Девушка тряхнула головкой, отчего черные ее локоны пришли в легкий беспорядок, и это сделало ее еще более очаровательной.

— Так, значит, вы еще даже не ложились! — воскликнула она. — Нельзя так относиться к своему здоровью — вы не спите дни и ночи напролет! А вы, сударь, право же, поступаете нехорошо — ему нельзя столько работать.

— Разрешите вам представить мадемуазель Камиллу де Бриссар, дочь моего старого боевого друга, к великому несчастью, умершего, когда Камилле едва исполнилось шесть лет. Я ее крестный отец и опекун, что дает ей основания осуществлять самый строгий надзор за моей деятельностью, — заметил комендант, снова возвращаясь к своему холодному и несколько неприязненному тону.

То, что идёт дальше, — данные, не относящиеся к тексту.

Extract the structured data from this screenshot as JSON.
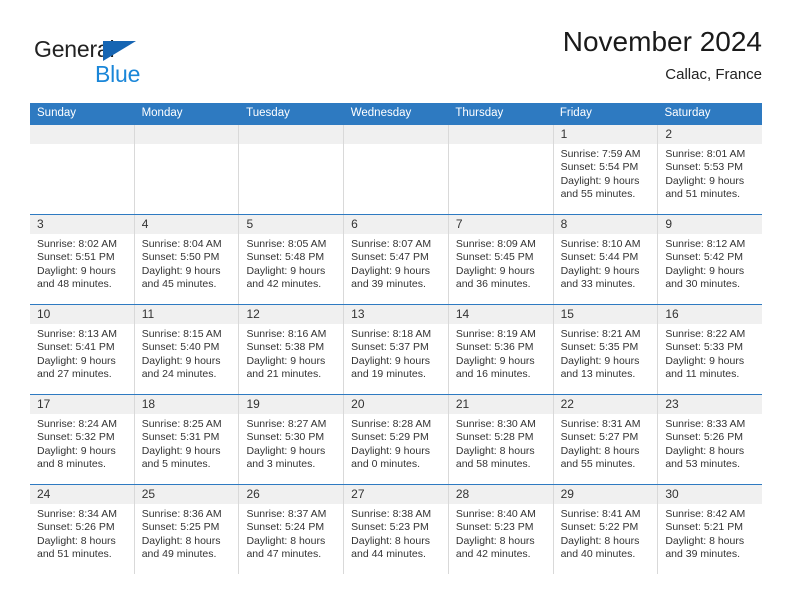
{
  "brand": {
    "general": "General",
    "blue": "Blue",
    "triangle_color": "#1665b3",
    "blue_color": "#1a86d8"
  },
  "header": {
    "month_title": "November 2024",
    "location": "Callac, France"
  },
  "theme": {
    "header_row_bg": "#2e7ac1",
    "daynum_bg": "#f0f0f0",
    "cell_border": "#d9d9d9"
  },
  "weekdays": [
    "Sunday",
    "Monday",
    "Tuesday",
    "Wednesday",
    "Thursday",
    "Friday",
    "Saturday"
  ],
  "weeks": [
    [
      {
        "day": "",
        "sunrise": "",
        "sunset": "",
        "daylight_line1": "",
        "daylight_line2": ""
      },
      {
        "day": "",
        "sunrise": "",
        "sunset": "",
        "daylight_line1": "",
        "daylight_line2": ""
      },
      {
        "day": "",
        "sunrise": "",
        "sunset": "",
        "daylight_line1": "",
        "daylight_line2": ""
      },
      {
        "day": "",
        "sunrise": "",
        "sunset": "",
        "daylight_line1": "",
        "daylight_line2": ""
      },
      {
        "day": "",
        "sunrise": "",
        "sunset": "",
        "daylight_line1": "",
        "daylight_line2": ""
      },
      {
        "day": "1",
        "sunrise": "Sunrise: 7:59 AM",
        "sunset": "Sunset: 5:54 PM",
        "daylight_line1": "Daylight: 9 hours",
        "daylight_line2": "and 55 minutes."
      },
      {
        "day": "2",
        "sunrise": "Sunrise: 8:01 AM",
        "sunset": "Sunset: 5:53 PM",
        "daylight_line1": "Daylight: 9 hours",
        "daylight_line2": "and 51 minutes."
      }
    ],
    [
      {
        "day": "3",
        "sunrise": "Sunrise: 8:02 AM",
        "sunset": "Sunset: 5:51 PM",
        "daylight_line1": "Daylight: 9 hours",
        "daylight_line2": "and 48 minutes."
      },
      {
        "day": "4",
        "sunrise": "Sunrise: 8:04 AM",
        "sunset": "Sunset: 5:50 PM",
        "daylight_line1": "Daylight: 9 hours",
        "daylight_line2": "and 45 minutes."
      },
      {
        "day": "5",
        "sunrise": "Sunrise: 8:05 AM",
        "sunset": "Sunset: 5:48 PM",
        "daylight_line1": "Daylight: 9 hours",
        "daylight_line2": "and 42 minutes."
      },
      {
        "day": "6",
        "sunrise": "Sunrise: 8:07 AM",
        "sunset": "Sunset: 5:47 PM",
        "daylight_line1": "Daylight: 9 hours",
        "daylight_line2": "and 39 minutes."
      },
      {
        "day": "7",
        "sunrise": "Sunrise: 8:09 AM",
        "sunset": "Sunset: 5:45 PM",
        "daylight_line1": "Daylight: 9 hours",
        "daylight_line2": "and 36 minutes."
      },
      {
        "day": "8",
        "sunrise": "Sunrise: 8:10 AM",
        "sunset": "Sunset: 5:44 PM",
        "daylight_line1": "Daylight: 9 hours",
        "daylight_line2": "and 33 minutes."
      },
      {
        "day": "9",
        "sunrise": "Sunrise: 8:12 AM",
        "sunset": "Sunset: 5:42 PM",
        "daylight_line1": "Daylight: 9 hours",
        "daylight_line2": "and 30 minutes."
      }
    ],
    [
      {
        "day": "10",
        "sunrise": "Sunrise: 8:13 AM",
        "sunset": "Sunset: 5:41 PM",
        "daylight_line1": "Daylight: 9 hours",
        "daylight_line2": "and 27 minutes."
      },
      {
        "day": "11",
        "sunrise": "Sunrise: 8:15 AM",
        "sunset": "Sunset: 5:40 PM",
        "daylight_line1": "Daylight: 9 hours",
        "daylight_line2": "and 24 minutes."
      },
      {
        "day": "12",
        "sunrise": "Sunrise: 8:16 AM",
        "sunset": "Sunset: 5:38 PM",
        "daylight_line1": "Daylight: 9 hours",
        "daylight_line2": "and 21 minutes."
      },
      {
        "day": "13",
        "sunrise": "Sunrise: 8:18 AM",
        "sunset": "Sunset: 5:37 PM",
        "daylight_line1": "Daylight: 9 hours",
        "daylight_line2": "and 19 minutes."
      },
      {
        "day": "14",
        "sunrise": "Sunrise: 8:19 AM",
        "sunset": "Sunset: 5:36 PM",
        "daylight_line1": "Daylight: 9 hours",
        "daylight_line2": "and 16 minutes."
      },
      {
        "day": "15",
        "sunrise": "Sunrise: 8:21 AM",
        "sunset": "Sunset: 5:35 PM",
        "daylight_line1": "Daylight: 9 hours",
        "daylight_line2": "and 13 minutes."
      },
      {
        "day": "16",
        "sunrise": "Sunrise: 8:22 AM",
        "sunset": "Sunset: 5:33 PM",
        "daylight_line1": "Daylight: 9 hours",
        "daylight_line2": "and 11 minutes."
      }
    ],
    [
      {
        "day": "17",
        "sunrise": "Sunrise: 8:24 AM",
        "sunset": "Sunset: 5:32 PM",
        "daylight_line1": "Daylight: 9 hours",
        "daylight_line2": "and 8 minutes."
      },
      {
        "day": "18",
        "sunrise": "Sunrise: 8:25 AM",
        "sunset": "Sunset: 5:31 PM",
        "daylight_line1": "Daylight: 9 hours",
        "daylight_line2": "and 5 minutes."
      },
      {
        "day": "19",
        "sunrise": "Sunrise: 8:27 AM",
        "sunset": "Sunset: 5:30 PM",
        "daylight_line1": "Daylight: 9 hours",
        "daylight_line2": "and 3 minutes."
      },
      {
        "day": "20",
        "sunrise": "Sunrise: 8:28 AM",
        "sunset": "Sunset: 5:29 PM",
        "daylight_line1": "Daylight: 9 hours",
        "daylight_line2": "and 0 minutes."
      },
      {
        "day": "21",
        "sunrise": "Sunrise: 8:30 AM",
        "sunset": "Sunset: 5:28 PM",
        "daylight_line1": "Daylight: 8 hours",
        "daylight_line2": "and 58 minutes."
      },
      {
        "day": "22",
        "sunrise": "Sunrise: 8:31 AM",
        "sunset": "Sunset: 5:27 PM",
        "daylight_line1": "Daylight: 8 hours",
        "daylight_line2": "and 55 minutes."
      },
      {
        "day": "23",
        "sunrise": "Sunrise: 8:33 AM",
        "sunset": "Sunset: 5:26 PM",
        "daylight_line1": "Daylight: 8 hours",
        "daylight_line2": "and 53 minutes."
      }
    ],
    [
      {
        "day": "24",
        "sunrise": "Sunrise: 8:34 AM",
        "sunset": "Sunset: 5:26 PM",
        "daylight_line1": "Daylight: 8 hours",
        "daylight_line2": "and 51 minutes."
      },
      {
        "day": "25",
        "sunrise": "Sunrise: 8:36 AM",
        "sunset": "Sunset: 5:25 PM",
        "daylight_line1": "Daylight: 8 hours",
        "daylight_line2": "and 49 minutes."
      },
      {
        "day": "26",
        "sunrise": "Sunrise: 8:37 AM",
        "sunset": "Sunset: 5:24 PM",
        "daylight_line1": "Daylight: 8 hours",
        "daylight_line2": "and 47 minutes."
      },
      {
        "day": "27",
        "sunrise": "Sunrise: 8:38 AM",
        "sunset": "Sunset: 5:23 PM",
        "daylight_line1": "Daylight: 8 hours",
        "daylight_line2": "and 44 minutes."
      },
      {
        "day": "28",
        "sunrise": "Sunrise: 8:40 AM",
        "sunset": "Sunset: 5:23 PM",
        "daylight_line1": "Daylight: 8 hours",
        "daylight_line2": "and 42 minutes."
      },
      {
        "day": "29",
        "sunrise": "Sunrise: 8:41 AM",
        "sunset": "Sunset: 5:22 PM",
        "daylight_line1": "Daylight: 8 hours",
        "daylight_line2": "and 40 minutes."
      },
      {
        "day": "30",
        "sunrise": "Sunrise: 8:42 AM",
        "sunset": "Sunset: 5:21 PM",
        "daylight_line1": "Daylight: 8 hours",
        "daylight_line2": "and 39 minutes."
      }
    ]
  ]
}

Видимо, хорошо знавшая характер своего опекуна, девушка непринужденно и очень грациозно приветствовала д'Артаньяна и, сейчас же распрощавшись с мужчинами, вышла из кабинета.

Тем не менее эта мимолетная сцена возымела некоторое действие на настроение коменданта Ла-Рошели. Он, казалось, впервые за все время разговора или, скорее, допроса, если взыскательный читатель найдет более подходящим именно это слово, вспомнил, что у него есть в этой жизни другие дела помимо военных вопросов и хлопот, связанных с обороной города.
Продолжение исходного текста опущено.